I am not sure what you are getting at here, but the original use of the
field was to communicate from localtime() to date (1) [not asctime(), I
forgot it does not use the zone name] which abbreviation it should use
when printing the date/time.

  | "Well defined semantics" requires having a meaning that's clearly and
  | consistently documented and well understood to be the agreed to meaning.

Yes.

  | It's not clear that applies to the is_dst field.  Does POSIX say anything?

Posix:
	The value of tm_isdst shall be positive if Daylight Savings Time
	is in effect, 0 if Daylight Savings Time is not in effect, and
	negative if the information is not available.

But POSIX is largely derived from System V, and its time handling (and
the TZ env var setting that is supposed to define it) has always been weak.

This really says nothing about what it means, or how it can be used,
or anything else - it relies on people "just knowing" which once those
who cared did, but no longer it seems.

  | These both match "local time is advanced". 

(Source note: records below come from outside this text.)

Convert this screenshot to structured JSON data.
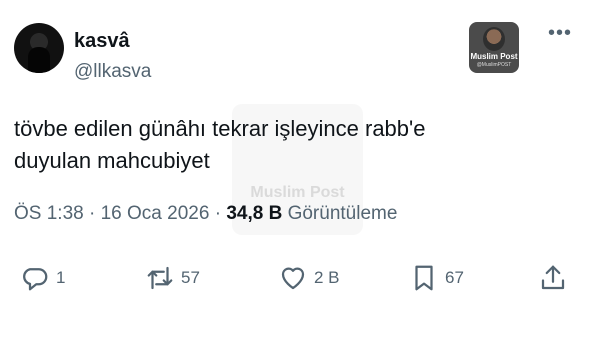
{
  "author": {
    "name": "kasvâ",
    "handle": "@llkasva"
  },
  "badge": {
    "line1": "Muslim Post",
    "line2": "@MuslimPOST"
  },
  "watermark": "Muslim Post",
  "tweet": {
    "line1": "tövbe edilen günâhı tekrar işleyince rabb'e",
    "line2": "duyulan mahcubiyet"
  },
  "meta": {
    "time": "ÖS 1:38",
    "sep1": " · ",
    "date": "16 Oca 2026",
    "sep2": " · ",
    "views": "34,8 B",
    "views_label": " Görüntüleme"
  },
  "actions": {
    "replies": "1",
    "reposts": "57",
    "likes": "2 B",
    "bookmarks": "67"
  },
  "icons": {
    "more": "more-horizontal-icon",
    "reply": "reply-icon",
    "repost": "repost-icon",
    "like": "heart-icon",
    "bookmark": "bookmark-icon",
    "share": "share-icon"
  },
  "colors": {
    "text": "#0f1419",
    "secondary": "#536471"
  }
}
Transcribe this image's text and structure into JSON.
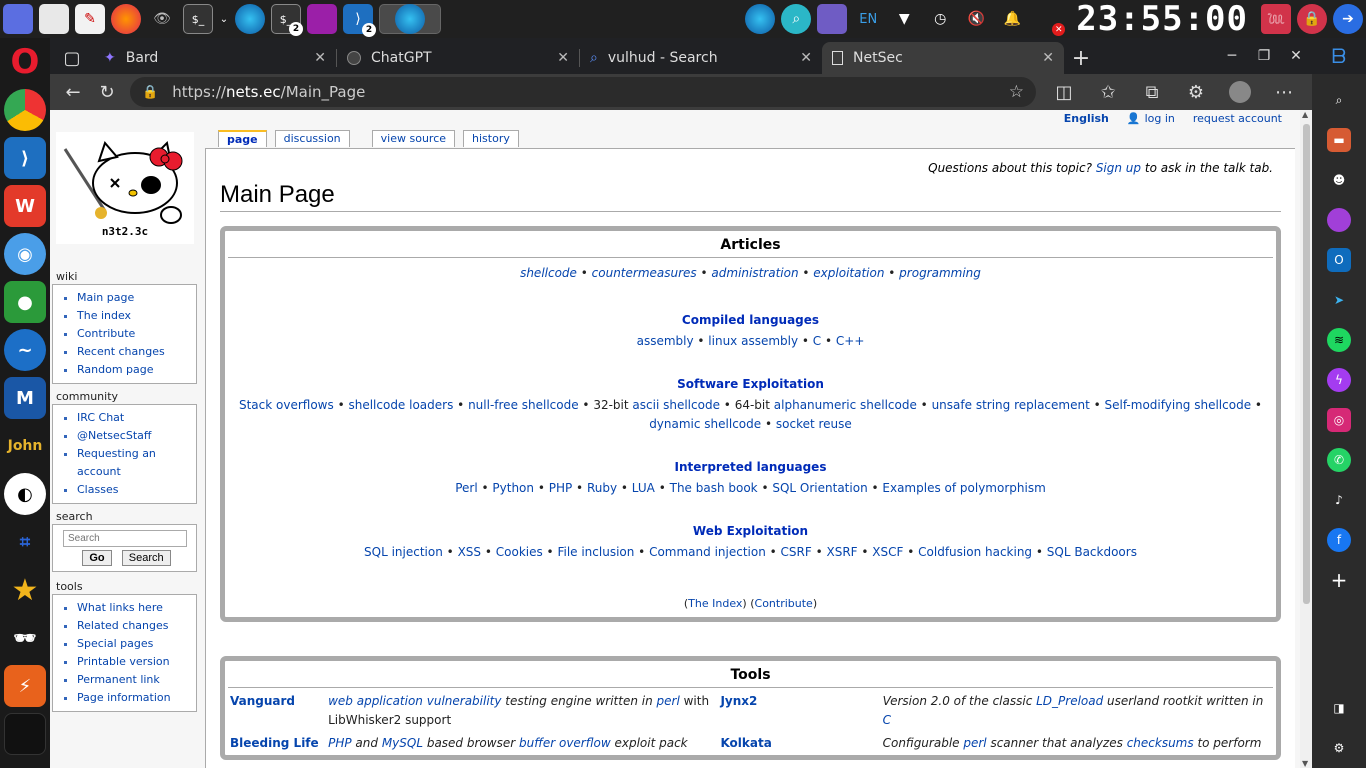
{
  "taskbar": {
    "clock": "23:55:00",
    "lang": "EN",
    "badge_terminal": "2",
    "badge_vscode": "2"
  },
  "tabs": [
    {
      "title": "Bard",
      "icon": "bard-icon"
    },
    {
      "title": "ChatGPT",
      "icon": "chatgpt-icon"
    },
    {
      "title": "vulhud - Search",
      "icon": "search-icon"
    },
    {
      "title": "NetSec",
      "icon": "page-icon"
    }
  ],
  "address": {
    "scheme": "https://",
    "host": "nets.ec",
    "path": "/Main_Page"
  },
  "logo_text": "n3t2.3c",
  "personal": {
    "lang": "English",
    "login": "log in",
    "request": "request account"
  },
  "page_tabs": [
    "page",
    "discussion",
    "view source",
    "history"
  ],
  "sidebar": {
    "wiki": {
      "title": "wiki",
      "items": [
        "Main page",
        "The index",
        "Contribute",
        "Recent changes",
        "Random page"
      ]
    },
    "community": {
      "title": "community",
      "items": [
        "IRC Chat",
        "@NetsecStaff",
        "Requesting an account",
        "Classes"
      ]
    },
    "search": {
      "title": "search",
      "placeholder": "Search",
      "go": "Go",
      "search": "Search"
    },
    "tools": {
      "title": "tools",
      "items": [
        "What links here",
        "Related changes",
        "Special pages",
        "Printable version",
        "Permanent link",
        "Page information"
      ]
    }
  },
  "notice": {
    "pre": "Questions about this topic?",
    "link": "Sign up",
    "post": "to ask in the talk tab."
  },
  "heading": "Main Page",
  "articles": {
    "title": "Articles",
    "top": [
      "shellcode",
      "countermeasures",
      "administration",
      "exploitation",
      "programming"
    ],
    "compiled": {
      "title": "Compiled languages",
      "items": [
        "assembly",
        "linux assembly",
        "C",
        "C++"
      ]
    },
    "software": {
      "title": "Software Exploitation",
      "items": [
        "Stack overflows",
        "shellcode loaders",
        "null-free shellcode",
        "32-bit",
        "ascii shellcode",
        "64-bit",
        "alphanumeric shellcode",
        "unsafe string replacement",
        "Self-modifying shellcode",
        "dynamic shellcode",
        "socket reuse"
      ]
    },
    "interpreted": {
      "title": "Interpreted languages",
      "items": [
        "Perl",
        "Python",
        "PHP",
        "Ruby",
        "LUA",
        "The bash book",
        "SQL Orientation",
        "Examples of polymorphism"
      ]
    },
    "web": {
      "title": "Web Exploitation",
      "items": [
        "SQL injection",
        "XSS",
        "Cookies",
        "File inclusion",
        "Command injection",
        "CSRF",
        "XSRF",
        "XSCF",
        "Coldfusion hacking",
        "SQL Backdoors"
      ]
    },
    "footer": {
      "index": "The Index",
      "contribute": "Contribute"
    }
  },
  "tools": {
    "title": "Tools",
    "rows": [
      {
        "name1": "Vanguard",
        "desc1": [
          "web application vulnerability",
          " testing engine written in ",
          "perl",
          " with LibWhisker2 support"
        ],
        "name2": "Jynx2",
        "desc2": [
          "Version 2.0 of the classic ",
          "LD_Preload",
          " userland rootkit written in ",
          "C"
        ]
      },
      {
        "name1": "Bleeding Life",
        "desc1": [
          "PHP",
          " and ",
          "MySQL",
          " based browser ",
          "buffer overflow",
          " exploit pack"
        ],
        "name2": "Kolkata",
        "desc2": [
          "Configurable ",
          "perl",
          " scanner that analyzes ",
          "checksums",
          " to perform"
        ]
      }
    ]
  },
  "colors": {
    "link": "#0645ad",
    "tab_active": "#3c3c3c",
    "box_border": "#aaaaaa"
  }
}
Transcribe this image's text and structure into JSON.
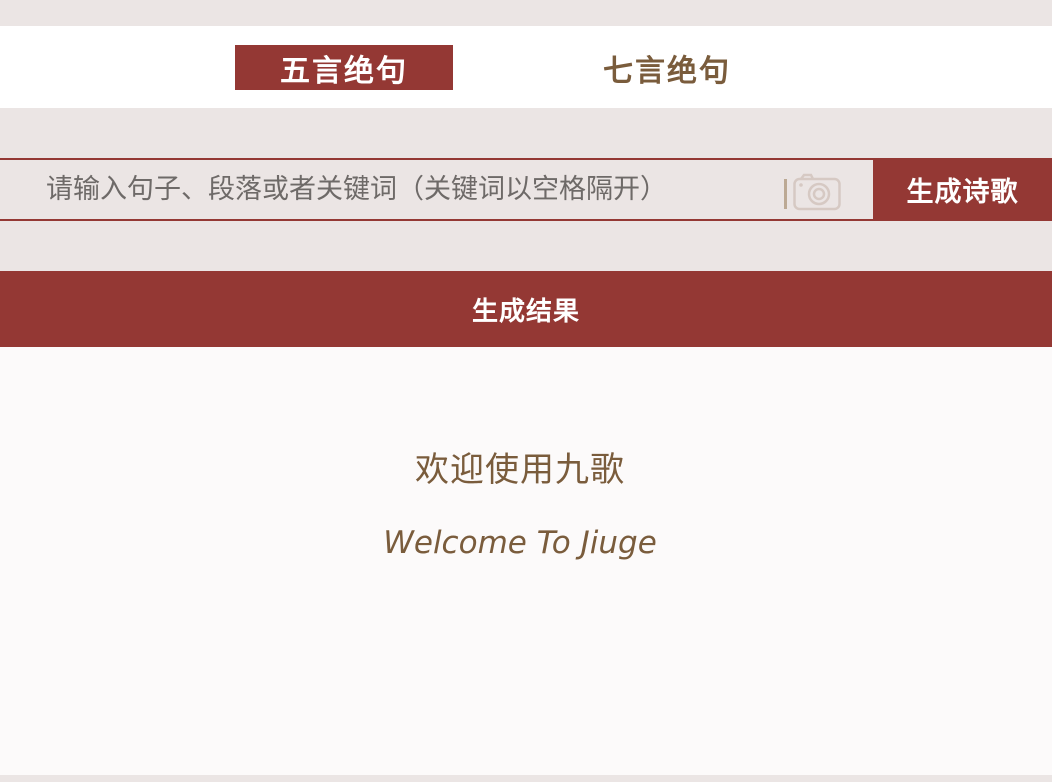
{
  "tabs": [
    {
      "label": "五言绝句",
      "active": true
    },
    {
      "label": "七言绝句",
      "active": false
    }
  ],
  "search": {
    "placeholder": "请输入句子、段落或者关键词（关键词以空格隔开）",
    "value": "",
    "camera_icon": "camera-icon"
  },
  "generate_button": {
    "label": "生成诗歌"
  },
  "result": {
    "header": "生成结果",
    "welcome_cn": "欢迎使用九歌",
    "welcome_en": "Welcome To Jiuge"
  },
  "colors": {
    "accent": "#943834",
    "text_brown": "#7a5c3c",
    "background": "#ebe5e4",
    "panel": "#fcfafa"
  }
}
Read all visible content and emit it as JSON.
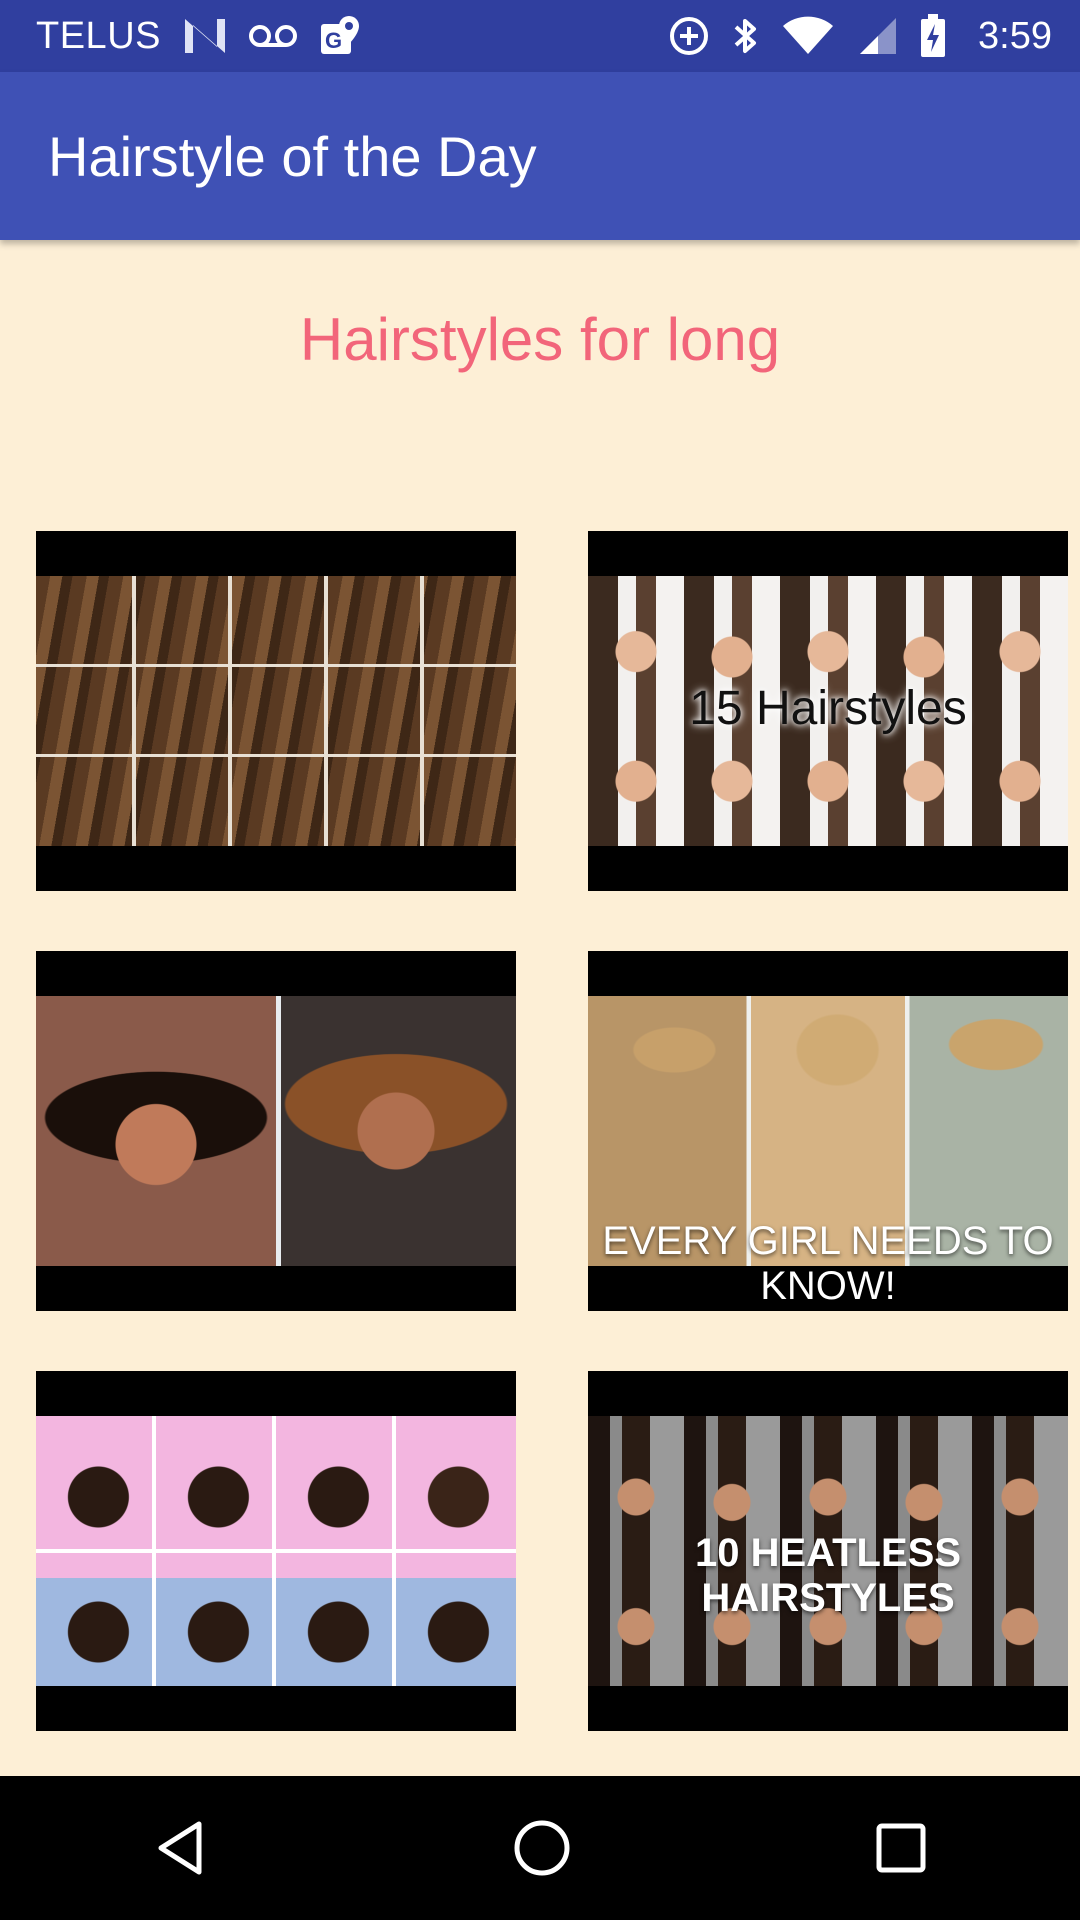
{
  "status_bar": {
    "carrier": "TELUS",
    "time": "3:59",
    "icons": [
      "nfc-n-icon",
      "voicemail-icon",
      "maps-icon",
      "data-saver-icon",
      "bluetooth-icon",
      "wifi-icon",
      "signal-icon",
      "battery-charging-icon"
    ]
  },
  "app_bar": {
    "title": "Hairstyle of the Day"
  },
  "section": {
    "title": "Hairstyles for long"
  },
  "thumbnails": [
    {
      "caption": ""
    },
    {
      "caption": "15 Hairstyles"
    },
    {
      "caption": ""
    },
    {
      "caption": "EVERY GIRL NEEDS TO KNOW!"
    },
    {
      "caption": ""
    },
    {
      "caption": "10 HEATLESS HAIRSTYLES"
    }
  ],
  "nav_bar": {
    "buttons": [
      "back-icon",
      "home-icon",
      "recents-icon"
    ]
  },
  "colors": {
    "status_bar": "#303f9f",
    "app_bar": "#3f51b5",
    "background": "#fdefd6",
    "section_title": "#f2657a"
  }
}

No, they match POSIX (more or less) with few details, and there is nothing
at all about "advanced" - as Paul mentioned earlier, "Daylight Savings" can
be negative.

A possible future (if quite unlikely) example...   It is often wondered
(especially by people in south east Australia) why Queensland doesn't
implement summer time - at least in the (most populous area) in the
south east of the state.

While it is somethimes discussed, it has never happened (not even a trial,
as was done in Western Australia) - the reason I think is that first, the
area concerned is already in "negative" time - ie: it lies east of the 150
degree longitude line (so the sun is overhead earlier than noon), which you
would think would be a bigger argument for summer time, but turns out to
be the opposite.  Second, in that area, in summer, what happens, is that the
longer days (even southern Qld is still at a fairly small latitude, so the
change is not huge in any case) are almost all earlier sunrise, there is
only a limited shift in sunset (or at least it seems that way), and to make
things worse, it is also (what would be in the tropics) monsoon season -
during much of the summer months it tends to get very gloomy around 17:30
(because of cloud cover) and rain a lot.  Hardly useful to make that happen
at 18:30 instead... 

Rather, people have adapted to a different lifestyle than most of the
rest of us (which amazed me when I first went to live in that area,
many many years ago now) - where the "after work" recreation time is
in the early morning - people get up at 04:00 or 05:00 and go swimming/
surfing/fishing/golfing/... whatever, and then go to work (or school)
after that (normal working hours).

So, given it gets light, early in summer, what would be more useful
would be to make it be sunrise at 03:30 or 04:00 instead of 04:30, so
there was extra recreation time available.  So a summer period of an
hour (or 30 minutes, or something) of negative summer time would not be
an outlandish thing to happen there.

I don't expect it, I doubt it has ever even been suggested, but
stranger things have happened.

Once again, everyone should stop making assumptions about how
clock time works, or should work.    The assumptions are all wrong
(now, or will be in the future), and embedding them in lots of
code does not make them any more likely to become correct.